Haïti Priorise: Education interventions, Rabbani
Description of the Problem
Investment in education is essential for Haiti to lift incomes and fight poverty. Children typically start primary school two years late. Fewer than 60 percent reach the last grade of primary school. Many children in school learn little. And nearly half of adults never attended school. Unemployment is high, especially among uneducated young people.
- Two-Year Early Childhood Interventions at the Pre-Primary Phase
- Teaching children at the right level
- Conditional Cash Transfers for Secondary Level Children
Summary of the BCR
|Two-Year Early Childhood Interventions at the Pre-Primary Phase||114.53 billion gourdes||6.93 billion gourdes||17|
|Teaching children at the right level||235.30 billion gourdes||26.75 billion gourdes||9|
|Conditional Cash Transfer for Secondary Level Children||88.7 billion gourdes||16.4 billion gourdes||5|
All figures use a 5% discount rate
Two-Year Early Childhood Interventions at the Pre-Primary Phase
Early childhood education creates lifelong effects for the children who receive it. It lifts incomes substantially, decreases the chance of incarceration, and reduces the impact of negative things like nutritional deficiencies. The proposal is for a simple policy where Haitian children aged 4-5 years old at the pre-primary school level receive early childhood education for two years in small groups of 25. Each group requires two trained ECE facilitators along with a helper. Although called “education”, the intervention includes teacher-led activities involving toys and the development of social skills through games.

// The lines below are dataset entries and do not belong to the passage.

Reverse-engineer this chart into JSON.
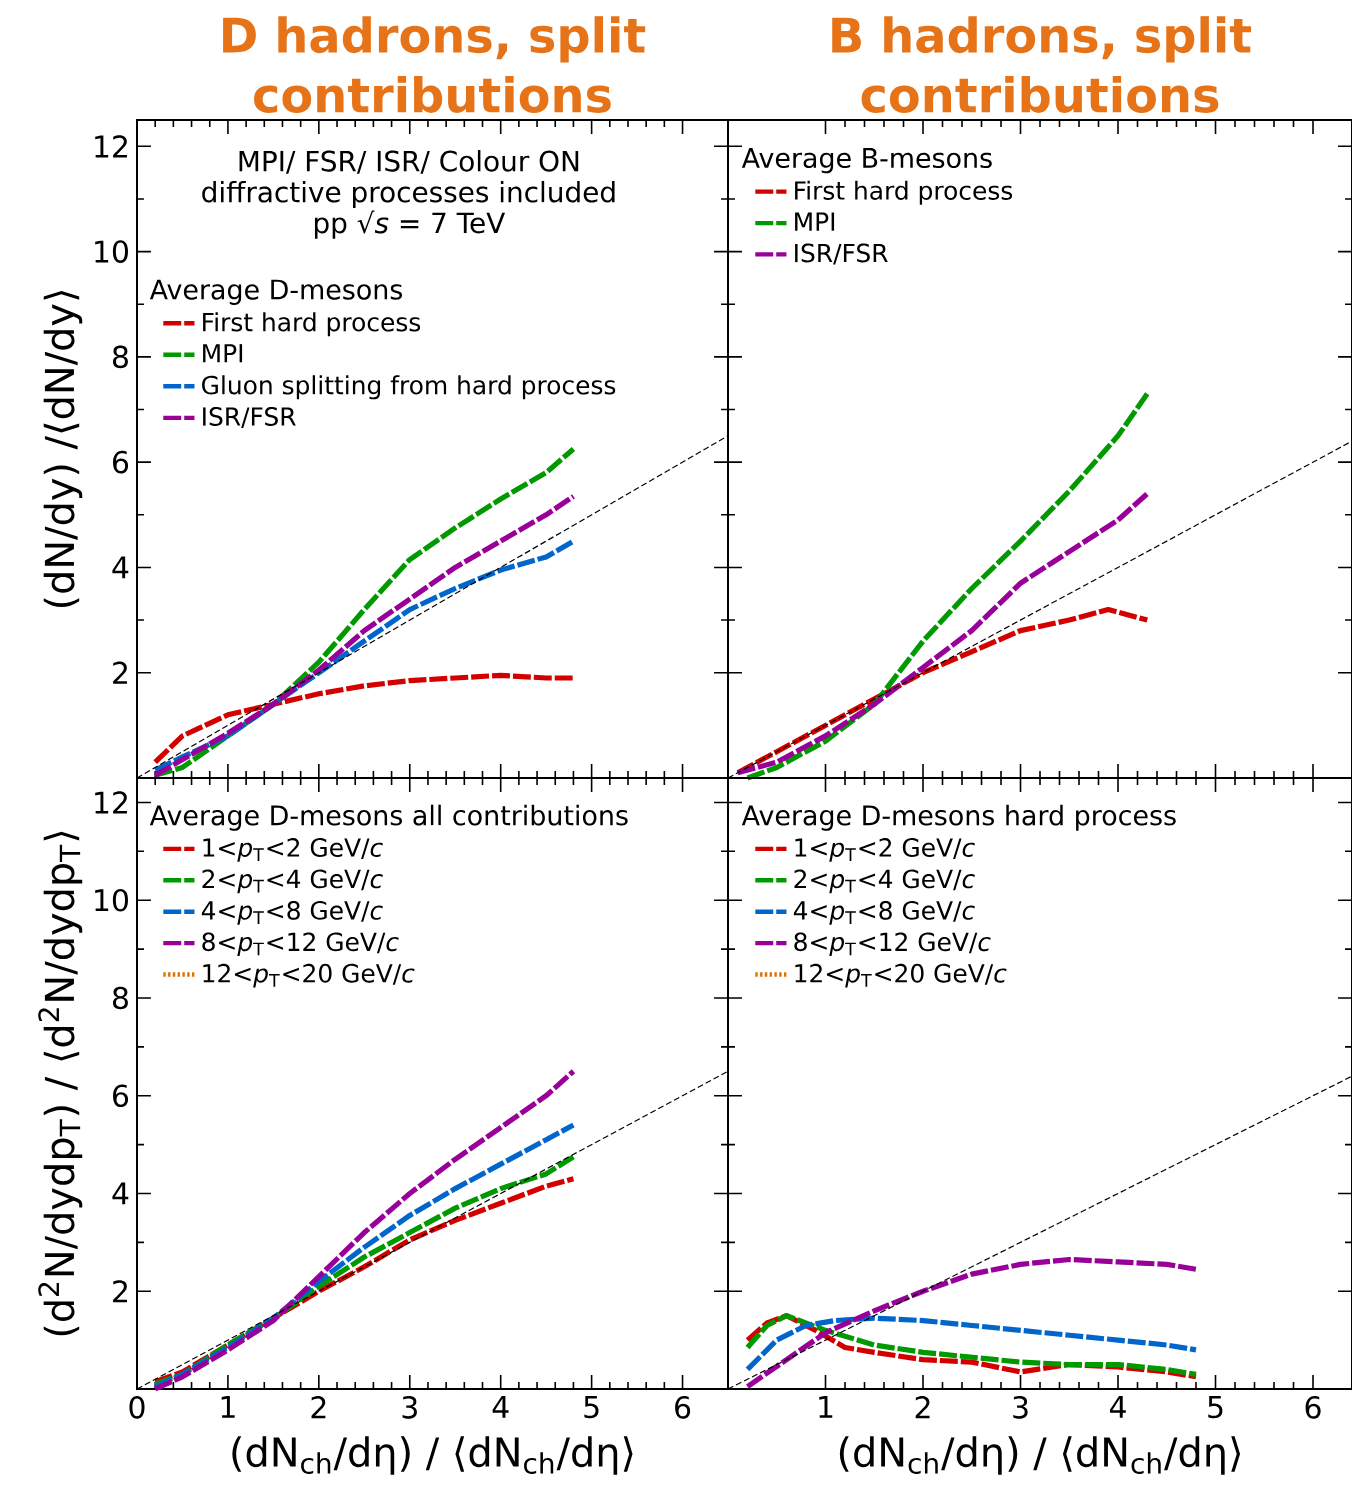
{
  "chart_data": [
    {
      "type": "line",
      "title": "D hadrons, split contributions",
      "ylabel": "(dN/dy) /⟨dN/dy⟩",
      "legend_title": "Average D-mesons",
      "annotations": [
        "MPI/ FSR/ ISR/ Colour ON",
        "diffractive processes included",
        "pp √*s* = 7 TeV"
      ],
      "xlim": [
        0,
        6.5
      ],
      "ylim": [
        0,
        12.5
      ],
      "xticks": [
        0,
        1,
        2,
        3,
        4,
        5,
        6
      ],
      "yticks": [
        2,
        4,
        6,
        8,
        10,
        12
      ],
      "tick_labels": "y",
      "legend": "top left",
      "series": [
        {
          "name": "First hard process",
          "color": "#d40000",
          "line_style": "dashed",
          "x": [
            0.2,
            0.5,
            0.75,
            1,
            1.5,
            2,
            2.5,
            3,
            3.5,
            4,
            4.5,
            4.8
          ],
          "values": [
            0.3,
            0.8,
            1.0,
            1.2,
            1.4,
            1.6,
            1.75,
            1.85,
            1.9,
            1.95,
            1.9,
            1.9
          ]
        },
        {
          "name": "MPI",
          "color": "#009900",
          "line_style": "dashed",
          "x": [
            0.2,
            0.5,
            0.75,
            1,
            1.5,
            2,
            2.5,
            3,
            3.5,
            4,
            4.5,
            4.8
          ],
          "values": [
            0.05,
            0.2,
            0.5,
            0.8,
            1.4,
            2.2,
            3.2,
            4.15,
            4.75,
            5.3,
            5.8,
            6.25
          ]
        },
        {
          "name": "Gluon splitting from hard process",
          "color": "#0066cc",
          "line_style": "dashed",
          "x": [
            0.2,
            0.5,
            1,
            1.5,
            2,
            2.5,
            3,
            3.5,
            4,
            4.5,
            4.8
          ],
          "values": [
            0.15,
            0.4,
            0.8,
            1.4,
            2.0,
            2.6,
            3.2,
            3.6,
            3.95,
            4.2,
            4.5
          ]
        },
        {
          "name": "ISR/FSR",
          "color": "#990099",
          "line_style": "dashed",
          "x": [
            0.2,
            0.5,
            1,
            1.5,
            2,
            2.5,
            3,
            3.5,
            4,
            4.5,
            4.8
          ],
          "values": [
            0.05,
            0.35,
            0.85,
            1.4,
            2.05,
            2.8,
            3.4,
            4.0,
            4.5,
            5.0,
            5.35
          ]
        },
        {
          "color": "#000000",
          "line_style": "dashed",
          "x": [
            0,
            6.5
          ],
          "values": [
            0,
            6.5
          ]
        }
      ]
    },
    {
      "type": "line",
      "title": "B hadrons, split contributions",
      "legend_title": "Average B-mesons",
      "xlim": [
        0,
        6.4
      ],
      "ylim": [
        0,
        12.5
      ],
      "xticks": [
        1,
        2,
        3,
        4,
        5,
        6
      ],
      "yticks": [
        2,
        4,
        6,
        8,
        10,
        12
      ],
      "tick_labels": false,
      "legend": "top left",
      "series": [
        {
          "name": "First hard process",
          "color": "#d40000",
          "line_style": "dashed",
          "x": [
            0.1,
            0.5,
            1,
            1.5,
            2,
            2.5,
            3,
            3.5,
            3.9,
            4.3
          ],
          "values": [
            0.1,
            0.5,
            1.0,
            1.5,
            2.0,
            2.4,
            2.8,
            3.0,
            3.2,
            3.0
          ]
        },
        {
          "name": "MPI",
          "color": "#009900",
          "line_style": "dashed",
          "x": [
            0.2,
            0.5,
            1,
            1.5,
            2,
            2.5,
            3,
            3.5,
            4,
            4.3
          ],
          "values": [
            0.0,
            0.2,
            0.7,
            1.4,
            2.6,
            3.6,
            4.5,
            5.45,
            6.5,
            7.3
          ]
        },
        {
          "name": "ISR/FSR",
          "color": "#990099",
          "line_style": "dashed",
          "x": [
            0.1,
            0.5,
            1,
            1.5,
            2,
            2.5,
            3,
            3.5,
            4,
            4.3
          ],
          "values": [
            0.1,
            0.3,
            0.8,
            1.4,
            2.1,
            2.8,
            3.7,
            4.3,
            4.9,
            5.4
          ]
        },
        {
          "color": "#000000",
          "line_style": "dashed",
          "x": [
            0,
            6.4
          ],
          "values": [
            0,
            6.4
          ]
        }
      ]
    },
    {
      "type": "line",
      "xlabel": "(dN$_{ch}$/dη) / ⟨dN$_{ch}$/dη⟩",
      "ylabel": "(d$^{2}$N/dydp$_{T}$) / ⟨d$^{2}$N/dydp$_{T}$⟩",
      "legend_title": "Average D-mesons all contributions",
      "xlim": [
        0,
        6.5
      ],
      "ylim": [
        0,
        12.5
      ],
      "xticks": [
        0,
        1,
        2,
        3,
        4,
        5,
        6
      ],
      "yticks": [
        2,
        4,
        6,
        8,
        10,
        12
      ],
      "legend": "top left",
      "series": [
        {
          "name": "1<*p*$_{T}$<2 GeV/*c*",
          "color": "#d40000",
          "line_style": "dashed",
          "x": [
            0.2,
            0.5,
            1,
            1.5,
            2,
            2.5,
            3,
            3.5,
            4,
            4.5,
            4.8
          ],
          "values": [
            0.15,
            0.35,
            0.9,
            1.45,
            2.0,
            2.5,
            3.05,
            3.45,
            3.8,
            4.15,
            4.3
          ]
        },
        {
          "name": "2<*p*$_{T}$<4 GeV/*c*",
          "color": "#009900",
          "line_style": "dashed",
          "x": [
            0.2,
            0.5,
            1,
            1.5,
            2,
            2.5,
            3,
            3.5,
            4,
            4.5,
            4.8
          ],
          "values": [
            0.1,
            0.3,
            0.9,
            1.45,
            2.1,
            2.7,
            3.2,
            3.7,
            4.1,
            4.4,
            4.75
          ]
        },
        {
          "name": "4<*p*$_{T}$<8 GeV/*c*",
          "color": "#0066cc",
          "line_style": "dashed",
          "x": [
            0.2,
            0.5,
            1,
            1.5,
            2,
            2.5,
            3,
            3.5,
            4,
            4.5,
            4.8
          ],
          "values": [
            0.05,
            0.3,
            0.85,
            1.45,
            2.2,
            2.9,
            3.55,
            4.1,
            4.6,
            5.1,
            5.4
          ]
        },
        {
          "name": "8<*p*$_{T}$<12 GeV/*c*",
          "color": "#990099",
          "line_style": "dashed",
          "x": [
            0.2,
            0.5,
            1,
            1.5,
            2,
            2.5,
            3,
            3.5,
            4,
            4.5,
            4.8
          ],
          "values": [
            0.0,
            0.25,
            0.8,
            1.4,
            2.3,
            3.2,
            4.0,
            4.7,
            5.35,
            6.0,
            6.5
          ]
        },
        {
          "name": "12<*p*$_{T}$<20 GeV/*c*",
          "color": "#e07000",
          "line_style": "dotted",
          "values": [
            null
          ]
        },
        {
          "color": "#000000",
          "line_style": "dashed",
          "x": [
            0,
            6.5
          ],
          "values": [
            0,
            6.5
          ]
        }
      ]
    },
    {
      "type": "line",
      "xlabel": "(dN$_{ch}$/dη) / ⟨dN$_{ch}$/dη⟩",
      "legend_title": "Average D-mesons hard process",
      "xlim": [
        0,
        6.4
      ],
      "ylim": [
        0,
        12.5
      ],
      "xticks": [
        1,
        2,
        3,
        4,
        5,
        6
      ],
      "yticks": [
        2,
        4,
        6,
        8,
        10,
        12
      ],
      "tick_labels": "x",
      "legend": "top left",
      "series": [
        {
          "name": "1<*p*$_{T}$<2 GeV/*c*",
          "color": "#d40000",
          "line_style": "dashed",
          "x": [
            0.2,
            0.4,
            0.6,
            0.9,
            1.2,
            1.5,
            2,
            2.5,
            3,
            3.5,
            4,
            4.5,
            4.8
          ],
          "values": [
            1.0,
            1.35,
            1.5,
            1.2,
            0.85,
            0.75,
            0.6,
            0.55,
            0.35,
            0.5,
            0.45,
            0.35,
            0.25
          ]
        },
        {
          "name": "2<*p*$_{T}$<4 GeV/*c*",
          "color": "#009900",
          "line_style": "dashed",
          "x": [
            0.2,
            0.4,
            0.6,
            1,
            1.5,
            2,
            2.5,
            3,
            3.5,
            4,
            4.5,
            4.8
          ],
          "values": [
            0.85,
            1.3,
            1.5,
            1.2,
            0.9,
            0.75,
            0.65,
            0.55,
            0.5,
            0.5,
            0.4,
            0.3
          ]
        },
        {
          "name": "4<*p*$_{T}$<8 GeV/*c*",
          "color": "#0066cc",
          "line_style": "dashed",
          "x": [
            0.2,
            0.5,
            0.8,
            1.1,
            1.5,
            2,
            2.5,
            3,
            3.5,
            4,
            4.5,
            4.8
          ],
          "values": [
            0.4,
            1.0,
            1.3,
            1.4,
            1.45,
            1.4,
            1.3,
            1.2,
            1.1,
            1.0,
            0.9,
            0.8
          ]
        },
        {
          "name": "8<*p*$_{T}$<12 GeV/*c*",
          "color": "#990099",
          "line_style": "dashed",
          "x": [
            0.2,
            0.6,
            1,
            1.5,
            2,
            2.5,
            3,
            3.5,
            4,
            4.5,
            4.8
          ],
          "values": [
            0.05,
            0.6,
            1.15,
            1.6,
            2.0,
            2.35,
            2.55,
            2.65,
            2.6,
            2.55,
            2.45
          ]
        },
        {
          "name": "12<*p*$_{T}$<20 GeV/*c*",
          "color": "#e07000",
          "line_style": "dotted",
          "values": [
            null
          ]
        },
        {
          "color": "#000000",
          "line_style": "dashed",
          "x": [
            0,
            6.4
          ],
          "values": [
            0,
            6.4
          ]
        }
      ]
    }
  ]
}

Currently, Haiti has about 516,000 children aged 4 and 5 years. It seems feasible to reach about half of this population, or around 258,000 children per year.
This would cost 5,500 gourdes ($79) per student per year. This intervention increases the chances that children will spend more time in schooling later, so we need to consider that cost, too. This gives us a total cost per year of 6.9 billion gourdes ($100 million).
Based on a famous, long-term research experiment in Jamaica, there is good evidence that such a policy will lead to an increase of 35 percent in earnings for the children, from the age they start working at around 16. For someone earning today’s average of around 63,000 gourdes ($910), it would mean an additional 22,000 gourdes ($318) per year. For one cohort of children, that adds up to about 115 billion gourdes ($1.6 billion) in today’s money.
Teaching children at the right level
While it is important to start investing in education as early as possible, it is also important to continue the investment later. Haiti has made progress promoting school attendance. An important additional area of focus could be lifting the quality of primary education.
In Kenya and India, putting students into groups according to their learning level has improved performance.
This requires students to be tracked according to their achievement levels (as measured through, say, test scores in language or mathematics), grouped, and put into special classes alongside their regular classes..
The program would target about 870 thousand children in primary school.
The costs would add up to about 27 billion gourdes ($390 million).
This is expected to lift incomes when children grow up, by about 12,000 gourdes ($170) a year, leading to benefits worth 235 billion gourdes ($3.3 billion). So every gourde spent would generate benefits worth nine gourdes.
Conditional Cash Transfers for Secondary Level Children
Using payments to parents to prevent their children dropping out of secondary school. These are known as ‘conditional cash transfers.’ Among the children who start sixth grade, only 30 percent eventually finish.
It would cost 8,300 gourdes ($120) per child to the poorest households, for students between the ages of 11 and 15, if they stay in school. The program would cost around 31,000 ($550) gourdes per child over five years, from both payments and extra schooling costs. For the complete program, the cost is 16 billion gourdes ($230 million).
On average, this would lead to one extra year of schooling for each student, which means an income boost, along with the help to the poorest families. In total, the benefits are worth 5 gourdes for every gourde spent.